In this scenario unlike the previous, you might know or be able to determine what you are really getting at when you say ‘children of color’. So this part is tricky. We don’t want to avoid using race as a proxy here because we don’t want to ignore the fact that systems are encouraging different outcomes. At the same time, we don’t want to encourage a false belief that race itself is causing these differences. In this example, research exists that shows that in children’s test scores race is often acting as a proxy for wealth, access to healthcare, and school climate. Saying it exactly like that puts the focus on the real sources of impact and away from the umbrella term of ‘race’. 

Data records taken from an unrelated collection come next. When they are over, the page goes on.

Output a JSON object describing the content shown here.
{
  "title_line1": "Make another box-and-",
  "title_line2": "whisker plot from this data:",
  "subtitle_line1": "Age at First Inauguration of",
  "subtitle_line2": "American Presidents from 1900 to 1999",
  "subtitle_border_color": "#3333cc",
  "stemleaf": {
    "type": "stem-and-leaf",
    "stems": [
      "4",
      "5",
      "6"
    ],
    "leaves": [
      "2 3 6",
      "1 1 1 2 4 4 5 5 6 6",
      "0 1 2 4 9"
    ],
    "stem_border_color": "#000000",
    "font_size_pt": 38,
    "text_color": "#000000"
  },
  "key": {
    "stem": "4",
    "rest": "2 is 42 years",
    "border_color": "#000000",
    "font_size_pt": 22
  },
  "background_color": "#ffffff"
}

You’re trying to talk about racism… 


Lots of times we want to include a race variable in our data project because we want to highlight the effects and impacts of racism. This is another case where things are tricky. By using race as a proxy for racism we can accidentally place the locus of power in the wrong place and encourage more racism. Also by using race as a proxy we mathematically homogenize the experience of an entire group of diverse people, which, of course, is part of racism.


One possibility is instead of calling the variable “race” try using exactly what you’re actually measuring (i.e. the reason you think race is relevant) like ‘racialized students’ or ‘colonial trauma survivors’ or ‘members of an economically disenfranchised community’. Another possibility is instead of using a person’s race as a proxy for racism, there are ways to directly measure experiences of oppression and discrimination. None of these are perfect. Being transparent about your choices is really the only way. 


You’re trying to show that race itself actually causes something… 


When you’re doing causal data work and you would like to show that race itself is actually causing something, you might be no longer using race as a proxy. In certain medical studies, using race as a direct variable to test how a medication is being metabolized or how to treat certain diseases most successfully, you may want to use a direct variable of race. However, even then it’s good to check whether you could use a more directly measurable piece of data rather than the social construct of race.



When you want to talk about race itself as a factor, it’s very rare and usually medical. Even if it’s medical don’t assume race isn’t a proxy.


When you want to talk about racism, oppression or other factors linked to race, say exactly what you mean and don’t use race as a proxy. It helps to put the onus in the right place.

When you want to talk about the differences in experience between races, look for better variables that ‘race’ might be hinting towards because race is almost never the actual cause of the difference. 


When you only have ‘race’ and can’t dig into what it might be a proxy for, don’t use it or be transparent that race is probably standing in for something else but you don’t have the data to find out what.